Ant Group has signed an agreement with Dell, Hewlett-Packard, and Lenovo to enable accessibility of IT leasing services for small to medium enterprises (SMEs) through the AntChain blockchain solution. 

The launch of AntChain aims to strengthen transparency and to build trust in industries involving a large number of participants and involves long and inefficient processes, such as supply chain. The executive chairman of Ant Group said: 

“Since our inception, building trust has been core to our offer to customers. We believe in blockchain’s potential to redefine trust in the digital age, and in solving real-life problems for our customers.”

The AntChain blockchain solution leverages emerging technologies including artificial intelligence and the internet of things (IoT). The new blockchain solution has been used in more than 50 use cases so far, in IT leasing, shipping, insurance claim processing, cross-border remittances, and even donations, according to the company.

Ant Group has been exploring the use of blockchain for its commercial applications since 2015, and has now reached the milestone where it has the capability to process and support one billion user accounts and transactions every day.

According to Ant Group, there are over 100 million digital transaction records, copyright certificates, property ownership certificates, and digital assets uploaded onto AntChain every day. 

Ant Group’s OpenChain blockchain platform

Ant Group launched OpenChain in April 2020, a new blockchain platform that gives developers and SMEs the power to leverage the Chinese giant’s proprietary blockchain consortium and efficiently and cost-effectively deploy smart contracts and create decentralized apps (DApps).

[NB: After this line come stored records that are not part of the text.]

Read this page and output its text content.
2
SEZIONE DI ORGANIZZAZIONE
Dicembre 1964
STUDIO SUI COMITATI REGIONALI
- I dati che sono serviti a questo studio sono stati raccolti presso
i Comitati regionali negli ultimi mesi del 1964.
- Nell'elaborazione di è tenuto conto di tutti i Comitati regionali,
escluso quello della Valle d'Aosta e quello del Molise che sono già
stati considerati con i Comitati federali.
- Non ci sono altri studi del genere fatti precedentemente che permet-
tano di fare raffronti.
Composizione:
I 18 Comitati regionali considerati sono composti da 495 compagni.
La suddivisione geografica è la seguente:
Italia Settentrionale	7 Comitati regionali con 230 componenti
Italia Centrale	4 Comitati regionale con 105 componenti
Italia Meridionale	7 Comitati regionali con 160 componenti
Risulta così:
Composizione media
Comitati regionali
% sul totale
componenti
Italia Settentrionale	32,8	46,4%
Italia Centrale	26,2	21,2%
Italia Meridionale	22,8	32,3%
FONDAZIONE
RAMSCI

The main blockchain platform has already been extensively used in enterprise blockchain solutions for firms such as Bayer in agriculture and China Everbright Bank in supply chain finance.

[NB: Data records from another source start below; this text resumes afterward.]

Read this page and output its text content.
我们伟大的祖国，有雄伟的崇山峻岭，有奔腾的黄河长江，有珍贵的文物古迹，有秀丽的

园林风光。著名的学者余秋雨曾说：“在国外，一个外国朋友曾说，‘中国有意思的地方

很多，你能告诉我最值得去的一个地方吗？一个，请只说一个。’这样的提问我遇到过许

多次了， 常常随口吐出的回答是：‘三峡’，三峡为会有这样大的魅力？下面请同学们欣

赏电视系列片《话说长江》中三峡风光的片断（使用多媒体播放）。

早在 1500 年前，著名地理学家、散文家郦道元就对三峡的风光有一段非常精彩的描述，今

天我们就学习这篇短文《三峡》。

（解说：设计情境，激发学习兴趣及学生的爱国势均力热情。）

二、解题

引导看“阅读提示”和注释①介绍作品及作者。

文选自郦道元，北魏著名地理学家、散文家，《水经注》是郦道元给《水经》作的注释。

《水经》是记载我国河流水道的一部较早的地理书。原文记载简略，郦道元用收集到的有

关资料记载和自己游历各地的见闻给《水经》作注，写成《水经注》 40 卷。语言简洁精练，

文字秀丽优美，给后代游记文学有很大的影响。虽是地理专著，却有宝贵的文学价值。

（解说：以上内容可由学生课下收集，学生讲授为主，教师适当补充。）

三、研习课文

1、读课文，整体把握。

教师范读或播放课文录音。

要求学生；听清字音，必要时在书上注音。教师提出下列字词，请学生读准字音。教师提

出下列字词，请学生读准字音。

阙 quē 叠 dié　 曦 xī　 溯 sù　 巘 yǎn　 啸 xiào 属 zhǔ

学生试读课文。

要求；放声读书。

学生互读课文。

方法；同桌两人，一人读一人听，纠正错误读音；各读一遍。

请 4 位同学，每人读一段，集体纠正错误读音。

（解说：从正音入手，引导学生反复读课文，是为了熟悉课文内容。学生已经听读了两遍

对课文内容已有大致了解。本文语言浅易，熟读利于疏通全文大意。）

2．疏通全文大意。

Ant Group set to top Hong Kong and Shanghai’s IPO market in 2020

Ant Group has announced earlier this week its intentions of launching an initial public offering (IPO) that would be featured both on the Shanghai Stock Exchange’s STAR board and the Stock Exchange of Hong Kong.

By dually listing the IPO on both HKEX and the Shanghai Stock Exchange, Ant hopes this will broaden the horizons of the fintech firm globally. Jing, commented on the IPO listing saying, “The innovative measures implemented by the SSE STAR market and the SEHK have opened the doors for global investors to access cutting edge technology companies from the most dynamic economies in the world and for those companies to have greater access to the capital markets. We are thrilled to have the opportunity to play a part in this development.”